Até com isso estava decepcionado. O futebol, essa antiga paixão, não lhe dava mais
qualquer prazer. A seleção comandada por Luís Felipe Scolari era decepcionante, desde o
“banana” Júlio Cesar até o “afeminado” Neymar, e Olímpio se deixava levar por uma
nostalgia dos tempos de Pelé: "craque tem que ser macho". A salvação do professor fora
assistir aos jogos da Espanha, a campeã do mundo, que tinha uma seleção imbatível: pra
começar, era conhecida como "a fúria", um epíteto bem mais digno do que "os canarinhos";
depois, ela jogava um futebol geométrico, metódico, sem frescura. Agora, no cair da noite do
30 de junho, Olímpio havia acabado de se afundar no sofá para assistir ao que sabia que seria
um massacre: a Espanha enfrentaria o Brasil pela final do torneio, e a fatal goleada que viria a
favor dos ibéricos seria o derradeiro golpe no orgulho nacional. Os olhos patrióticos de
Olímpio (sim, ele era um patriota) se encheram de lágrimas de expectativa, e ele já separara
uma boa dúzia de ovos no braço da sua poltrona para descontar sua frustração nos
manifestantes. Lá de fora vinha o som plástico de cassetetes batendo em escudos e o cheiro
de gás lacrimogêneo.
O juíz apitou o início do jogo. Já sem paciência para a voz infernal de Galvão Bueno,
Olímpio logo tirou o som da TV, o que quase prejudicou seu entendimento do lance ocorrido
no segundo minuto do primeiro tempo. Fred penetrou na área e embolou-se entre os
zagueiros e o goleiro Casillas. Como que milagrosamente parida daquela suruba, a bola
escapuliu, caprichosa, e foi morrer no fundo da rede. Olímpio lembrou-se de Drummond: "é
feia mas é uma flor". Fora o gol mais horroroso da história, mas, que diabo, fora um gol.
Brasil um, Espanha zero, no que parecia ser o prenúncio de um milagre.
E foi um milagre que se descortinou diante de Olímpio. Como que subitamente possuída, a
seleção brasileira agigantou-se e pintou uma Guernica na zaga espanhola. Até o fim do jogo
outros dois gols viriam, selando o placar inacreditável de três a zero. Mas o mais
impressionante foi o zagueiro David Luiz, que, com os nomes de um rei judeu e um rei
francês, impôs-se como o monarca sagrado e absolutista da área brasileira, tirando bola até
em cima da linha. "Esse time vai ganhar a copa de 2014”, pensou Olímpio. "E esse menino
David Luiz vai ser o herói da conquista, o símbolo de um novo Brasil que está nascendo.
Esse é macho". Com a mente fixa nessa ideia de um novo Brasil, Olímpio reparou em como
vinha sendo injusto com os manifestantes. Eram bravos que há um mês vinham ocupando as
ruas, protestando contra os desmandos e a corrupção. Como ele fora tolo! Como fora
preconceituoso! Aqueles jovens estavam salvando o Brasil, afinal, como o David Luiz. Ainda
haveria tempo de se redimir?

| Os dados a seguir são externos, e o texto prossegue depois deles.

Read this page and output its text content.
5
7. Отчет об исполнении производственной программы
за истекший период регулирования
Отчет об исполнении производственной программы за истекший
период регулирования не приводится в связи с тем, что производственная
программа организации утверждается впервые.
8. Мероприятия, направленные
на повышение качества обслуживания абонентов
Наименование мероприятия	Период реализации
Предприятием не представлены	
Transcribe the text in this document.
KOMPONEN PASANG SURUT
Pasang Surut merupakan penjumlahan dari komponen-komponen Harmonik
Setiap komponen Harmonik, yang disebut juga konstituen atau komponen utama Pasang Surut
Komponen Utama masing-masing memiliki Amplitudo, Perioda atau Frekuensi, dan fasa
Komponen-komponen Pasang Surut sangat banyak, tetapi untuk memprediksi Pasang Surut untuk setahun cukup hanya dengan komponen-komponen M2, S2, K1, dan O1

Olímpio queria fazer parte da onda de mudança, não podia
deixar que pensassem que ele era um reacionário.
Na rua, os manifestantes continuavam gritando suas palavras de ordem e enfrentando a
polícia. O grupo que passava sob a janela de Olímpio gritou: "quem apoia pisca a luz! quem
apoia pisca a luz!". Levantando-se avidamente do sofá, como que esquecido dos seus setenta
anos, o professor correu na direção do interruptor. E o teria alcançado, se não tivesse
derrubado no caminho a dúzia de ovos, escorregado neles e quebrado a bacia.